Cette « prévisibilité de l’imprévu » s’applique-t-elle également, selon vous, à la Shoah et à la création de l’État d’Israël ?
Comme il y a un paroxysme de la guerre, qui est le génocide et l’extermination, il y en a un de la paix, qui est la résurrection d’un peuple opprimé jusqu’à sa dispersion bimillénaire. Rousseau écrit dans ses Fragments sur la Guerre et la Paix, qu’un prince tue pour faire la guerre, mais ne fait pas la guerre pour tuer. Il n’avait pas prévu la Shoah. Mais qui aurait pu la prévoir ? Dans sa radicalité et ses moyens nouveaux et démesurés, elle était bien imprévisible. Et pourtant le risque de persécutions atroces était prévisible, surtout rétrospectivement, et certains esprits lucides les ont vues venir, comme Heine et Péguy, quoique sans pouvoir en anticiper la radicalité. Celle-ci, les SS eux-mêmes ne l’ont sans doute découverte qu’au fur et à mesure, alors qu’ils l’inventaient.

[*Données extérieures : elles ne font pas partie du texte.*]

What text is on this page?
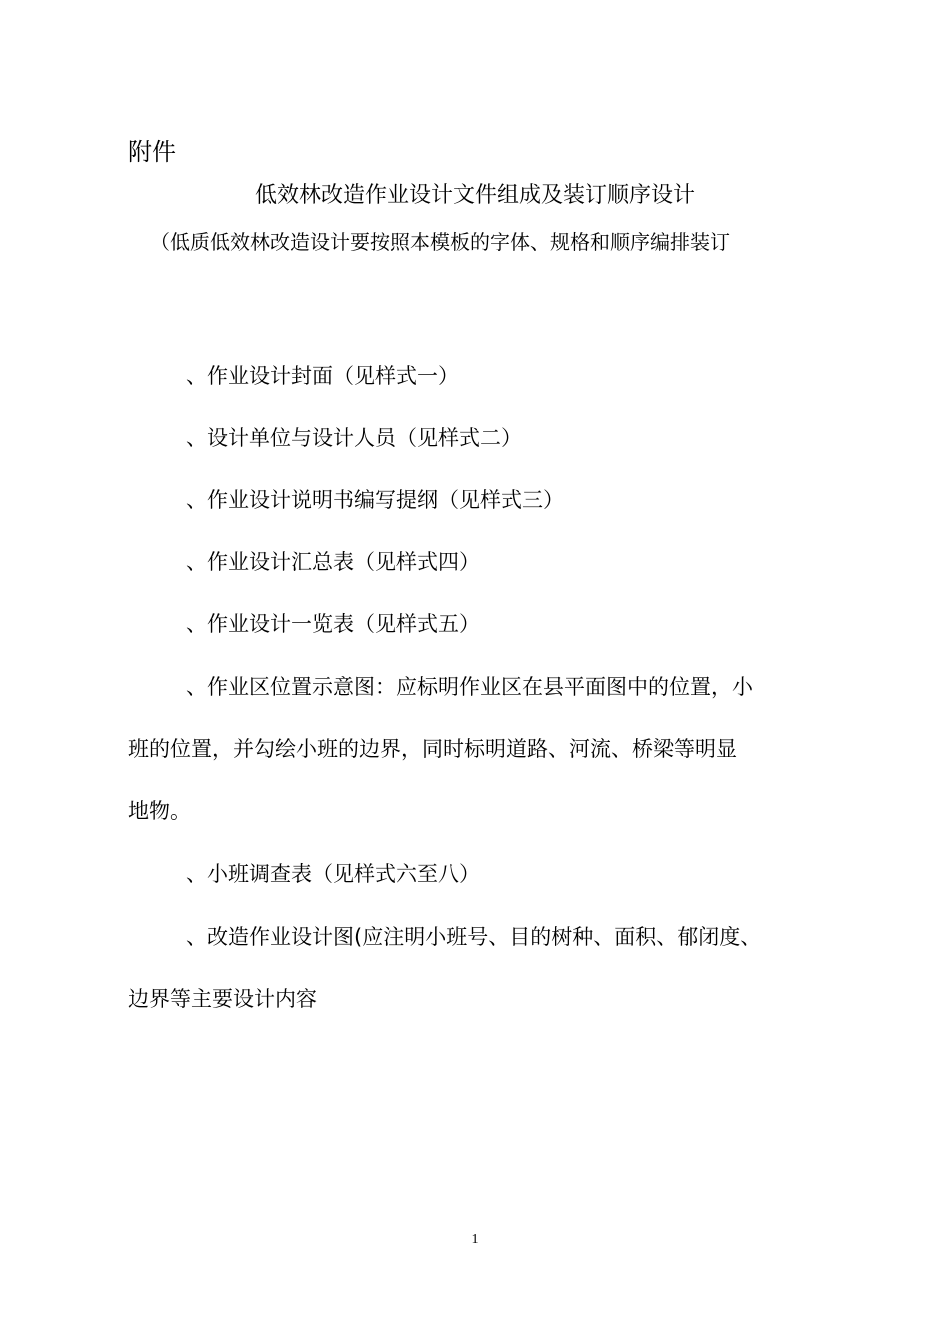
附件
低效林改造作业设计文件组成及装订顺序设计
（低质低效林改造设计要按照本模板的字体、规格和顺序编排装订
、作业设计封面（见样式一）
、设计单位与设计人员（见样式二）
、作业设计说明书编写提纲（见样式三）
、作业设计汇总表（见样式四）
、作业设计一览表（见样式五）
、作业区位置示意图：应标明作业区在县平面图中的位置，小
班的位置，并勾绘小班的边界，同时标明道路、河流、桥梁等明显
地物。
、小班调查表（见样式六至八）
、改造作业设计图(应注明小班号、目的树种、面积、郁闭度、
边界等主要设计内容
1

Concernant Israël, certes Herzl a, parmi d’autres, suffisamment pressenti, en son temps, à la fois les dangers extrêmes de l’émancipation des Juifs d’Europe, et les chances nouvelles de la renaissance de l’État juif, pour passer aux actes. Cet État, il le voyait, en 1900, naître « dans cinquante ans ». Comme Gordin, en 1944, alors caché en Auvergne, l’annonça, « pour dans cinq ans ». Mais quand Ben Gourion le proclama le 14 mai 1948, sur le conseil de Léon Blum, de René Cassin et de Pierre Mendès France, qu’il était venu consulter tous les trois en France, et à une voix de majorité du parlement du Yichouv, il survint tout de même comme imprévisible, car l’existence actuelle d’une chose est tout autre que son anticipation idéale.
L’indépendance de l’État d’Israël a donc été proclamée juste trois ans après la capitulation du IIIe Reich. Comme l’extermination, redoutée depuis plus de deux mille ans, dans la lettre de l’Exode, des Psaumes et du Livre d’Esther, cet événement heureux était attendu depuis la destruction du Temple de Jérusalem par les Romains. Bien qu’anticipées de très loin, l’une et l’autre de ces occurrences majeures du siècle dernier restaient pourtant imprévisibles, jusqu’à ce qu’elles adviennent effectivement. Comme la mort et la vie. Car même si chacun s’attend par habitude, selon Hume, à la tombée de la nuit et au lever du jour, qu’ils se produisent réellement est à chaque fois imprévisible. Même prévu de loin, le réel surprend toujours, au point qu’il est difficile, quoique nécessaire, d’en prendre conscience, même après coup, et d’en « réaliser » la présence et les vastes conséquences : comme nous le rappelle encore aujourd’hui la persistance de la négation de la Shoah, et de la délégitimation de l’État d’Israël. « On n’est jamais assez optimiste, parce qu’on s’enferme dans le temps présent », écrivit Léon Blum en 1943, à Buchenwald. Il convient donc de s’attendre à tout, et d’agir, d’une part pour parer aux accidents malheureux et tâcher de les contrer, et de l’autre pour hâter et développer les événements heureux.